Standard Cauchy distribution

F(x) = \frac{1}{2} + \frac{1}{\pi} \operatorname{arctan(x)}

Solve for $x$ in

\begin{align*} u &= F(x)\\ u &= \frac{1}{2} + \frac{1}{\pi} \operatorname{arctan(x)}\\ x &= \tan(\pi(u-1/2)). \end{align*}

n <- 1000
us <- runif(n)
d1 <- tan(pi*(us-0.5))
d2 <- rcauchy(n=n)

d1 <- d1[d1 > -20 & d1 < 20]
d2 <- d2[d2 > -20 & d2 < 20]

c1 <- rgb(0,0,255, max = 255, alpha = 50, names = "blue")
c2 <- rgb(255,0,0, max = 255, alpha = 50, names = "red")

par(mfrow=c(1,2))
hist(d1,col=c1,freq=F,breaks=50,main="inverse-transform method vs built-in")
hist(d2,col=c2,add=T,freq=F,breaks=50)
legend(x="topright",legend=c("inv","builtin"),col=c("blue","red"),pch=c("-","-"))
plot(density(d1), col="blue",main="density plot")
lines(density(d2), col="red") 
legend(x="topright",legend=c("inv","builtin"),col=c("blue","red"),pch=c("-","-"))

plot of chunk unnamed-chunk-14

Problem 4

Generating $10,000$ random variables from $\operatorname{Geometric}(p)$ distribution based off Bernoulli trials.

Solution

A random variable $X \sim \operatorname{Geometric(p)}$ is given by the number of i.i.d. trials needed to have a success where success occurs with probability $p$ .

Thus, we may simulate this distribution with the following R code:

# simulate n realizes of geometric(p)
rgeo <- function(n,p)
{
  outcomes <- vector(length=n)
  for (i in 1:n)
  {
    trials <- 0
    while (T)
    {
      trials <- trials + 1
      if (rbinom(1,1,p) == 1)
      {
        break
      }
    }
    outcomes[i] <- trials
  }
  outcomes
}

When we use this function to draw a sample of $n=10000$ geoemtrically distributed random variables with $p=0.2$ , we obtain:

p <- .2
n <- 10000
sample <- rgeo(n,p)
cat("the mean should be approximate 1/p =", 1/p, " and we obtain a mean of ", mean(sample))

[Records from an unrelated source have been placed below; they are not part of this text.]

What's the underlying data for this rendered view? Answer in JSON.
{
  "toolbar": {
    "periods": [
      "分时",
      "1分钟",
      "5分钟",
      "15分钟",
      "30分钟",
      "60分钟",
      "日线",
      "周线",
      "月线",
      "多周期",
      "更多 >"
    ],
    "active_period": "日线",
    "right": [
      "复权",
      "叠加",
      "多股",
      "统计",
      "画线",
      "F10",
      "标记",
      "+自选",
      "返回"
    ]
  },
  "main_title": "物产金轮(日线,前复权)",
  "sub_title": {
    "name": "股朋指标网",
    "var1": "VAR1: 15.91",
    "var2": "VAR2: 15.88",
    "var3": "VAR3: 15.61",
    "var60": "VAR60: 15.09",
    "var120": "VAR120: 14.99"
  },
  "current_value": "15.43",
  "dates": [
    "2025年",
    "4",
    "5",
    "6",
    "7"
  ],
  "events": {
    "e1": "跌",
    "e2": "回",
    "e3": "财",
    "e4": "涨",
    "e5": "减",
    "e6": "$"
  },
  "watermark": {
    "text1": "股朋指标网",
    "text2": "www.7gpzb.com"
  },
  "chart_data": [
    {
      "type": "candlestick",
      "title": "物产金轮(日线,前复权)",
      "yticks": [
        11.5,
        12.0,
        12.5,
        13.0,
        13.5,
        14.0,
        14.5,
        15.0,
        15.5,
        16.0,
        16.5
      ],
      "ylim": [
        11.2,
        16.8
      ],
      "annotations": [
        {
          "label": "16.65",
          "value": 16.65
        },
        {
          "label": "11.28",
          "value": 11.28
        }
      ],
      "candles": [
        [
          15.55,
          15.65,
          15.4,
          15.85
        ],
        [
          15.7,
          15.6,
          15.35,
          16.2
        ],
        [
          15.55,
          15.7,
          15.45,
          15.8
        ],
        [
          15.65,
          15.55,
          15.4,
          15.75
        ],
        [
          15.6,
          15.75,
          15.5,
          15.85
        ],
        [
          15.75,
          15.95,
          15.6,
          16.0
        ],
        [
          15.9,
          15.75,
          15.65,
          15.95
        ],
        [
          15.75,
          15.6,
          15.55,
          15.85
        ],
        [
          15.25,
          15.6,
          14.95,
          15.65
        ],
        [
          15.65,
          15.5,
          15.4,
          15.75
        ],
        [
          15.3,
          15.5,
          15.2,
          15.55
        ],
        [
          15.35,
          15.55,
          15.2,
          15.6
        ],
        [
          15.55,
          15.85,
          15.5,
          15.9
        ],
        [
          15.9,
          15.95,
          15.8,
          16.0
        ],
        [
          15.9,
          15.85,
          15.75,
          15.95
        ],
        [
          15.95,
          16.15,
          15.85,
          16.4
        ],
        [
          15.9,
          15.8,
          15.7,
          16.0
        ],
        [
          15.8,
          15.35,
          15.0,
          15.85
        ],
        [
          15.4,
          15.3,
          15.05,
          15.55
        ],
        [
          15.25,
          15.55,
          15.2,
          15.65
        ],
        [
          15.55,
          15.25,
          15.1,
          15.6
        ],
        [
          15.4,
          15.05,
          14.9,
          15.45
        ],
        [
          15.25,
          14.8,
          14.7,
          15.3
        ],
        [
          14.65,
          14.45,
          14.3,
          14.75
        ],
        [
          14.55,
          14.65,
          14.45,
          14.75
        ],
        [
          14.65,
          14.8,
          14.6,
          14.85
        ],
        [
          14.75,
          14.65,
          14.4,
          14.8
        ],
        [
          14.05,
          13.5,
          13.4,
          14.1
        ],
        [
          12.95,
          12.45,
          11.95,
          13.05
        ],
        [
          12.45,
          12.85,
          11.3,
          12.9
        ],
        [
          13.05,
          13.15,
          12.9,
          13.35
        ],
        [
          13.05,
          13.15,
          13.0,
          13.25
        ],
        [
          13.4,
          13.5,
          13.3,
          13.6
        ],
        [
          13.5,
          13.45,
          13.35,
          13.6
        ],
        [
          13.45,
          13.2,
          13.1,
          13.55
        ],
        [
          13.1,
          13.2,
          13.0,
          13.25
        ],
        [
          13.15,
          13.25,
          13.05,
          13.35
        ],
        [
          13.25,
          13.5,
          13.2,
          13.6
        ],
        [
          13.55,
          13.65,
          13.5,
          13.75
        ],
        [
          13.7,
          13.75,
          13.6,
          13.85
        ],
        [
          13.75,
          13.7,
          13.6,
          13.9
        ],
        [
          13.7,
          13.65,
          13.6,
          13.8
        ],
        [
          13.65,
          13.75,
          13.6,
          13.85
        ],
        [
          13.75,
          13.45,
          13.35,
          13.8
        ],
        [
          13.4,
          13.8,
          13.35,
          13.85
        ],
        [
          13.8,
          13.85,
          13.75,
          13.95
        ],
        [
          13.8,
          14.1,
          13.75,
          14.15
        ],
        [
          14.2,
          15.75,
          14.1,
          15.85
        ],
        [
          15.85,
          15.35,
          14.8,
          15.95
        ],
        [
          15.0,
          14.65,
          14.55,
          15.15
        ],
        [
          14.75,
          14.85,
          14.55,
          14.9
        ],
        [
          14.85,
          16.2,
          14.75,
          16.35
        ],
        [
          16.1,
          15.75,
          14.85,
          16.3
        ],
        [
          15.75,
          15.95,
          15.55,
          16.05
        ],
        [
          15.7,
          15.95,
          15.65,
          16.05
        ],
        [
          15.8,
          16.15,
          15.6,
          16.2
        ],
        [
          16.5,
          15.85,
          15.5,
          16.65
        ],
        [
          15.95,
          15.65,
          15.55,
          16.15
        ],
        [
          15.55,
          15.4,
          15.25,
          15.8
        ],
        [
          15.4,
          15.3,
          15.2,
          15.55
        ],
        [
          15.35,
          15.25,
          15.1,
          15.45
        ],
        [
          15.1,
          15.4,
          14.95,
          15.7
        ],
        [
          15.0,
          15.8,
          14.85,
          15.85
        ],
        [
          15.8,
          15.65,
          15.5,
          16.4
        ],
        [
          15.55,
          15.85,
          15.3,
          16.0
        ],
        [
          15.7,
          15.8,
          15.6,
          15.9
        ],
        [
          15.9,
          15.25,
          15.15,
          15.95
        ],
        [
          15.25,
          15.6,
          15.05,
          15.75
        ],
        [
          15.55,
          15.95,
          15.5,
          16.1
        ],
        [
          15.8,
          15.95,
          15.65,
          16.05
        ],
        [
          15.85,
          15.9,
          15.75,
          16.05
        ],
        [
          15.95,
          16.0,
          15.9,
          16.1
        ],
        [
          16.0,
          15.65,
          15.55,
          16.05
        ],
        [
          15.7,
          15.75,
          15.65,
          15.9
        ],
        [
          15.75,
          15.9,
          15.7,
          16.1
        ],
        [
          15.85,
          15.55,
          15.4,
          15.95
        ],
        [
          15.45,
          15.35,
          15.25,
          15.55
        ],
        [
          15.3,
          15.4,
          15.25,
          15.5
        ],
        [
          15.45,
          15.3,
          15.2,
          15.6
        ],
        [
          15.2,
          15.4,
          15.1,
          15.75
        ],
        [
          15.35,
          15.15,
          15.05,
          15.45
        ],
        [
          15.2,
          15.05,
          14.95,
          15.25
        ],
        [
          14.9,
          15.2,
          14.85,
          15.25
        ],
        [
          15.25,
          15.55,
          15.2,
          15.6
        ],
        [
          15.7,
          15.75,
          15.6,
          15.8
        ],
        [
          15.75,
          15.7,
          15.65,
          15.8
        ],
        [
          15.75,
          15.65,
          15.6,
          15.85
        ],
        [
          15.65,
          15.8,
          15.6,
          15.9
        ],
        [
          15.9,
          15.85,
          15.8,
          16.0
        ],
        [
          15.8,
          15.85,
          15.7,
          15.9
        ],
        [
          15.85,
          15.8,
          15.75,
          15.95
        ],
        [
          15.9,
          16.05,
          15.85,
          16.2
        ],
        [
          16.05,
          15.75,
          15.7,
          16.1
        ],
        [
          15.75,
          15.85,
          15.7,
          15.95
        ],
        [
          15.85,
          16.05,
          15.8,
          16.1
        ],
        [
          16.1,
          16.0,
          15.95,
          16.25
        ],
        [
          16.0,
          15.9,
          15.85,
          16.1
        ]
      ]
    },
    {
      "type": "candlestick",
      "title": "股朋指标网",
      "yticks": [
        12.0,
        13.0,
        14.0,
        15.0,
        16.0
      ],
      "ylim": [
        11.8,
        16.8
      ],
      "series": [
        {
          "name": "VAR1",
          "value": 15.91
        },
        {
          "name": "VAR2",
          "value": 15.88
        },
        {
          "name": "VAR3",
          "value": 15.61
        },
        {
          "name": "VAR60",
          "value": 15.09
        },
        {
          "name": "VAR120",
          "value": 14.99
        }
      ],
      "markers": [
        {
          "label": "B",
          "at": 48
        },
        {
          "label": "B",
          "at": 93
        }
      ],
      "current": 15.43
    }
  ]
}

## the mean should be approximate 1/p = 5  and we obtain a mean of  4.9587

Problem 5

Generate random values from a Standard Half Normal distribution with pdf,

f(x) = \frac{2}{\sqrt{2 \pi}} e^{-x^2/2} , x > 0.

For the candidate pdf, choose the exponential density with rate $1$ . Verify that your method works via a plot of the true density, and a histogram of the generated values.

Solution

We are given the density of the standard half-normal distribution,

\operatorname{dhalfnormal}(x) = \frac{2}{\sqrt{2 \pi}} e^{-x^2/2}, x > 0.

We model this density with the following R code:

# density for standard half-normal
dhalfnormal <- function(x) { 2/sqrt(2*pi)*exp(-x^2/2) }

We sample from the exponential distribution $\operatorname{EXP}(\lambda=1)$ , with density $g$ and thus we first find the $c$ satisfying

c = \max \left\{ \frac{\operatorname{dhalfnormal}(x)}{\operatorname{dexp}(x|\lambda=1)} | x \in \mathbb{R} \right\},

which is found to be approximately $c = 1.315489247$ .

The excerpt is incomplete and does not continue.